Should have seen it coming, eh? It transpires that those of us who, in flattered self-importance, unthinkingly replied in the affirmative, are now required to read a bunch of documentation on home and lone working, and Health & Safety… and to complete a ‘H&S Training Module’, and a questionnaire… ( What the …?! ).

So, do I adopt my usual, attitudinally bad policy in response to such bureaucracy (- ignore it!)? Or announce that, henceforth, I will no longer work at home?

Decisions, decisions. Oh, there was another E-mail last week – a very important one. Crunch time is approaching.

7 responses to “Prior prioritising

  1. Oh all sounds so familiar! Next they will be asking you to bring in your passport to be photocopied even though you have worked there for 42.5 years, on the off chance you might be a terrorist.

  2. Ahh, but blogging can be considered time spent working! You are communicating the fruits of your (presumably) publicly paid work, with your public. Surely University head honchos can only approve of such a lofty aim?

  3. Mike – the Real-World answer to that one is:

    "Yes, as long as you have a large grant as well. And grad students. And papers coming out…

    Otherwise…"

  4. Or announce that, henceforth, I will no longer work at home?
    Lee is better to give priority to work at home for a while is good for health for as brain.

  5. This reminds me of the huge file of Health and Safety forms we had in my old lab, covering the risks and precautions needed when dealing with every chemical we might encounter in our work. There was even a form for water, where the instructions in case of spillage were to mop up the spill and clean the area liberally with…water.
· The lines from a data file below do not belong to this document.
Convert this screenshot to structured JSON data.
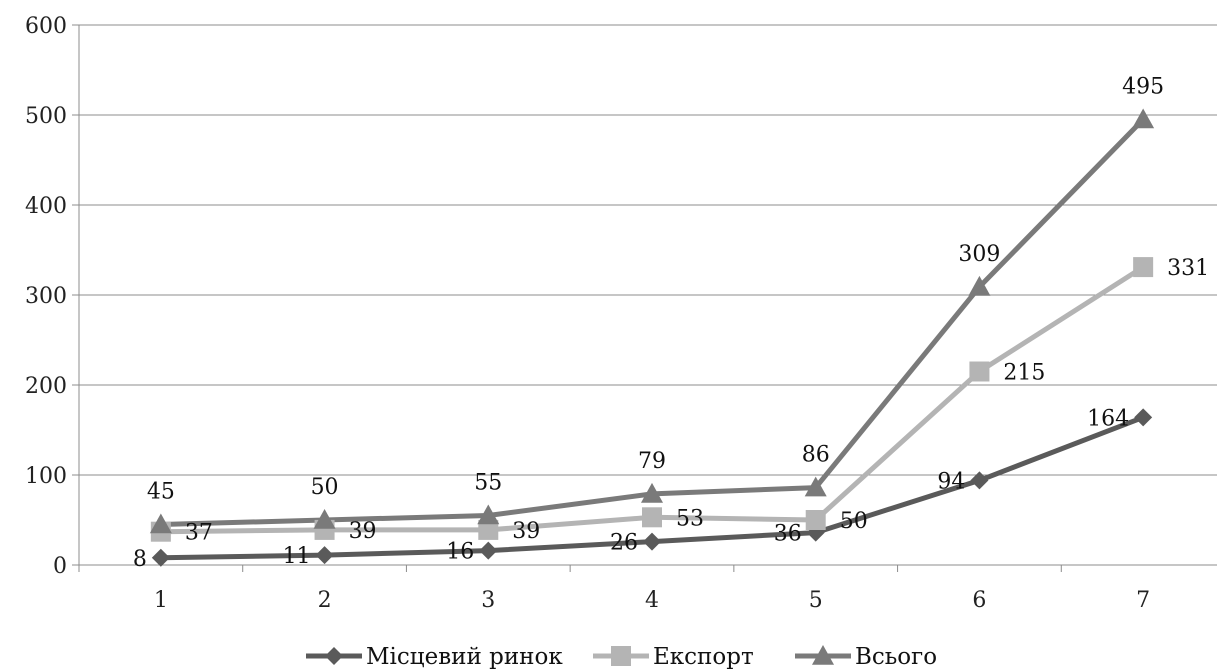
{
  "chart_data": {
    "type": "line",
    "title": "",
    "xlabel": "",
    "ylabel": "",
    "x": [
      "1",
      "2",
      "3",
      "4",
      "5",
      "6",
      "7"
    ],
    "ylim": [
      0,
      600
    ],
    "yticks": [
      0,
      100,
      200,
      300,
      400,
      500,
      600
    ],
    "grid": "horizontal",
    "legend": "bottom",
    "series": [
      {
        "name": "Місцевий ринок",
        "values": [
          8,
          11,
          16,
          26,
          36,
          94,
          164
        ],
        "color": "#5a5a5a",
        "marker": "diamond",
        "label_position": "left"
      },
      {
        "name": "Експорт",
        "values": [
          37,
          39,
          39,
          53,
          50,
          215,
          331
        ],
        "color": "#b4b4b4",
        "marker": "square",
        "label_position": "right"
      },
      {
        "name": "Всього",
        "values": [
          45,
          50,
          55,
          79,
          86,
          309,
          495
        ],
        "color": "#7a7a7a",
        "marker": "triangle",
        "label_position": "above"
      }
    ]
  }
}
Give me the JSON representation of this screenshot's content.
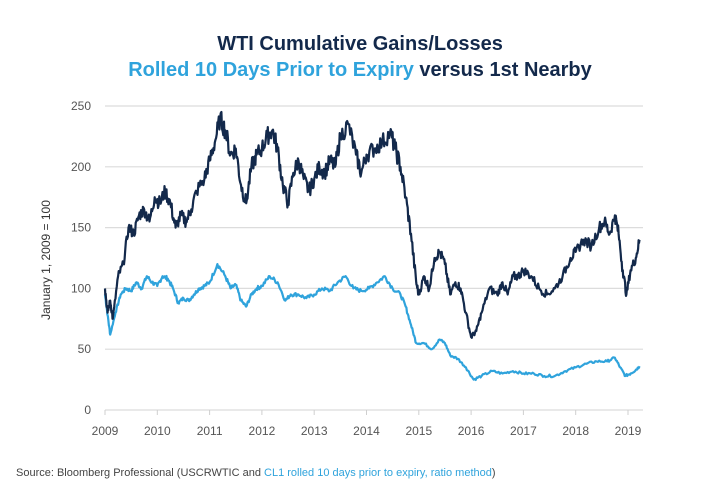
{
  "chart_data": {
    "type": "line",
    "title": "WTI Cumulative Gains/Losses",
    "subtitle": {
      "highlight": "Rolled 10 Days Prior to Expiry",
      "rest": " versus 1st Nearby"
    },
    "xlabel": "",
    "ylabel": "January 1, 2009 = 100",
    "xlim": [
      2009,
      2019.25
    ],
    "ylim": [
      0,
      250
    ],
    "grid": true,
    "x_ticks": [
      "2009",
      "2010",
      "2011",
      "2012",
      "2013",
      "2014",
      "2015",
      "2016",
      "2017",
      "2018",
      "2019"
    ],
    "y_ticks": [
      "0",
      "50",
      "100",
      "150",
      "200",
      "250"
    ],
    "series": [
      {
        "name": "USCRWTIC (1st Nearby)",
        "color": "#13294b",
        "x": [
          2009.0,
          2009.05,
          2009.1,
          2009.15,
          2009.25,
          2009.35,
          2009.45,
          2009.55,
          2009.65,
          2009.75,
          2009.85,
          2009.95,
          2010.05,
          2010.15,
          2010.25,
          2010.35,
          2010.45,
          2010.55,
          2010.65,
          2010.75,
          2010.9,
          2011.0,
          2011.1,
          2011.2,
          2011.3,
          2011.4,
          2011.5,
          2011.6,
          2011.7,
          2011.8,
          2011.9,
          2012.0,
          2012.1,
          2012.2,
          2012.3,
          2012.4,
          2012.5,
          2012.6,
          2012.7,
          2012.8,
          2012.9,
          2013.0,
          2013.1,
          2013.2,
          2013.3,
          2013.4,
          2013.5,
          2013.65,
          2013.8,
          2013.9,
          2014.0,
          2014.15,
          2014.3,
          2014.45,
          2014.55,
          2014.65,
          2014.75,
          2014.85,
          2014.95,
          2015.0,
          2015.1,
          2015.2,
          2015.3,
          2015.4,
          2015.5,
          2015.6,
          2015.7,
          2015.8,
          2015.9,
          2016.0,
          2016.1,
          2016.2,
          2016.35,
          2016.5,
          2016.6,
          2016.7,
          2016.8,
          2016.9,
          2017.0,
          2017.15,
          2017.3,
          2017.45,
          2017.6,
          2017.75,
          2017.9,
          2018.0,
          2018.15,
          2018.3,
          2018.45,
          2018.55,
          2018.65,
          2018.75,
          2018.82,
          2018.9,
          2018.97,
          2019.05,
          2019.15,
          2019.22
        ],
        "values": [
          100,
          80,
          90,
          75,
          110,
          120,
          150,
          145,
          160,
          165,
          155,
          175,
          170,
          180,
          170,
          150,
          160,
          155,
          165,
          180,
          190,
          205,
          220,
          240,
          230,
          210,
          215,
          185,
          170,
          200,
          210,
          215,
          225,
          230,
          215,
          185,
          170,
          195,
          205,
          190,
          180,
          190,
          200,
          195,
          205,
          200,
          225,
          235,
          210,
          195,
          210,
          215,
          220,
          228,
          215,
          200,
          175,
          145,
          105,
          95,
          110,
          100,
          125,
          130,
          120,
          95,
          105,
          100,
          80,
          60,
          65,
          80,
          100,
          95,
          105,
          95,
          110,
          110,
          115,
          110,
          100,
          95,
          100,
          110,
          125,
          130,
          140,
          135,
          150,
          155,
          145,
          160,
          145,
          115,
          95,
          115,
          125,
          140
        ]
      },
      {
        "name": "CL1 rolled 10 days prior to expiry",
        "color": "#2fa3dc",
        "x": [
          2009.0,
          2009.05,
          2009.1,
          2009.2,
          2009.3,
          2009.4,
          2009.5,
          2009.6,
          2009.7,
          2009.8,
          2009.9,
          2010.0,
          2010.1,
          2010.2,
          2010.3,
          2010.4,
          2010.5,
          2010.6,
          2010.7,
          2010.8,
          2010.9,
          2011.0,
          2011.15,
          2011.3,
          2011.4,
          2011.5,
          2011.6,
          2011.7,
          2011.8,
          2011.9,
          2012.0,
          2012.15,
          2012.3,
          2012.45,
          2012.55,
          2012.7,
          2012.85,
          2013.0,
          2013.15,
          2013.3,
          2013.45,
          2013.6,
          2013.75,
          2013.9,
          2014.05,
          2014.2,
          2014.35,
          2014.5,
          2014.65,
          2014.75,
          2014.85,
          2014.95,
          2015.1,
          2015.25,
          2015.4,
          2015.5,
          2015.6,
          2015.75,
          2015.9,
          2016.05,
          2016.2,
          2016.4,
          2016.6,
          2016.8,
          2017.0,
          2017.2,
          2017.4,
          2017.6,
          2017.8,
          2018.0,
          2018.2,
          2018.4,
          2018.6,
          2018.75,
          2018.85,
          2018.95,
          2019.05,
          2019.15,
          2019.22
        ],
        "values": [
          95,
          78,
          62,
          80,
          95,
          100,
          98,
          105,
          100,
          110,
          105,
          102,
          110,
          108,
          100,
          88,
          92,
          90,
          95,
          100,
          102,
          105,
          120,
          110,
          100,
          103,
          90,
          85,
          95,
          100,
          102,
          110,
          105,
          90,
          95,
          95,
          92,
          95,
          100,
          98,
          105,
          110,
          100,
          98,
          100,
          105,
          110,
          100,
          95,
          85,
          70,
          55,
          55,
          50,
          58,
          55,
          45,
          42,
          35,
          25,
          28,
          32,
          30,
          32,
          30,
          30,
          28,
          28,
          32,
          35,
          38,
          40,
          40,
          43,
          35,
          28,
          30,
          33,
          36
        ]
      }
    ]
  },
  "header": {
    "title": "WTI Cumulative Gains/Losses",
    "subtitle_highlight": "Rolled 10 Days Prior to Expiry",
    "subtitle_rest": " versus 1st Nearby"
  },
  "footer": {
    "source_prefix": "Source: Bloomberg Professional (USCRWTIC and ",
    "source_highlight": "CL1 rolled 10 days prior to expiry, ratio method",
    "source_suffix": ")"
  }
}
  6. Sorry, Vishal, I didn’t expect that anybody would; so, following a posting lull, I’m pleasantly surprised that this actually resonated with a few. ’Don’t try too hard’ is a good motto, sometimes.
    Mike, as my particular work as not been too ‘fruitful’ of late, I tend not to communicate on its fruits. I rationalise this as an (intermittently) maintained hobby (do I have my priorities wrong?).